PE is a price-to-earnings ratio. It is the amount of money we pay for a company in order to earn 1 rupee.
Suppose you buy a house of 50 lakh. Now you have rented that house for 15000 per month. Your annual income from that house is 15000 X 12 = 180000. Now PE of this asset (house) is 50 lakh / 1.8 Lakh = 27.7
Here the conclusion is that you have paid 27.7 rupees to earn 1 rupee. Is this a fair deal? I leave this question up to you?

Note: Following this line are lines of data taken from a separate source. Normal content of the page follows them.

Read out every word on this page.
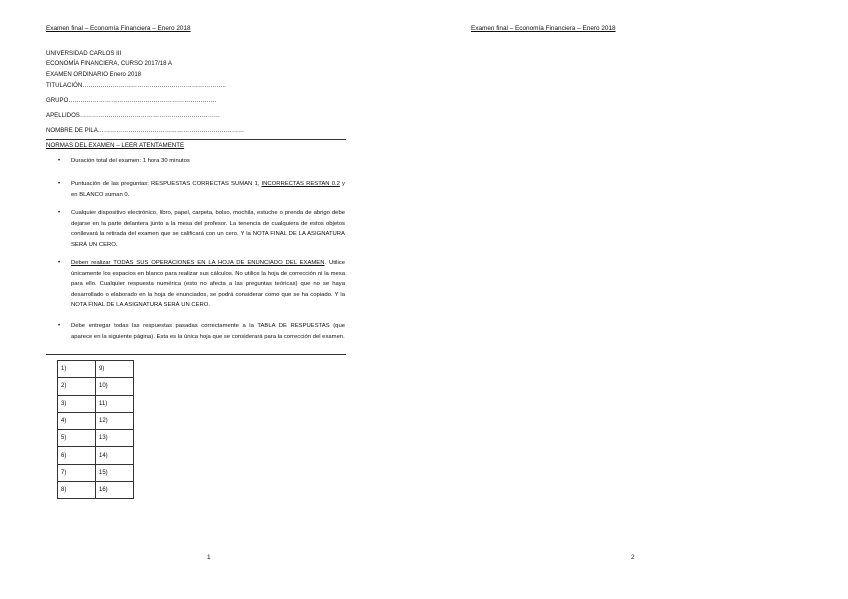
Examen final – Economía Financiera – Enero 2018
UNIVERSIDAD CARLOS III
ECONOMÍA FINANCIERA, CURSO 2017/18 A
EXAMEN ORDINARIO Enero 2018
TITULACIÓN……………………………………………………………..
GRUPO……………………………………………………………….
APELLIDOS……………………………………………………………
NOMBRE DE PILA………………………………………………………………
NORMAS DEL EXAMEN – LEER ATENTAMENTE
• Duración total del examen: 1 hora 30 minutos
• Puntuación de las preguntas: RESPUESTAS CORRECTAS SUMAN 1, INCORRECTAS RESTAN 0.2 y en BLANCO suman 0.
• Cualquier dispositivo electrónico, libro, papel, carpeta, bolso, mochila, estuche o prenda de abrigo debe dejarse en la parte delantera junto a la mesa del profesor. La tenencia de cualquiera de estos objetos conllevará la retirada del examen que se calificará con un cero. Y la NOTA FINAL DE LA ASIGNATURA SERÁ UN CERO.
• Deben realizar TODAS SUS OPERACIONES EN LA HOJA DE ENUNCIADO DEL EXAMEN. Utilice únicamente los espacios en blanco para realizar sus cálculos. No utilice la hoja de corrección ni la mesa para ello. Cualquier respuesta numérica (esto no afecta a las preguntas teóricas) que no se haya desarrollado o elaborado en la hoja de enunciados, se podrá considerar como que se ha copiado. Y la NOTA FINAL DE LA ASIGNATURA SERÁ UN CERO.
• Debe entregar todas las respuestas pasadas correctamente a la TABLA DE RESPUESTAS (que aparece en la siguiente página). Esta es la única hoja que se considerará para la corrección del examen.
1)	9)
2)	10)
3)	11)
4)	12)
5)	13)
6)	14)
7)	15)
8)	16)
1
Examen final – Economía Financiera – Enero 2018
2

As the company grows its earnings keep on increasing, so as its stock price. But on average PE remains the same.
But these PE values can change if the company is expecting big profit in the coming future. Vice versa its PE can decrease if has no further growth plan or expected loss.
These values help us to decide when to enter stock or exit stock.
In my below analysis, I am trying to compare the companies current PE with its average 5 years PE.
The PE values in RED are overvalued companies. If you are not expecting any big earning in the upcoming future, you shouldn't buy those stocks any further.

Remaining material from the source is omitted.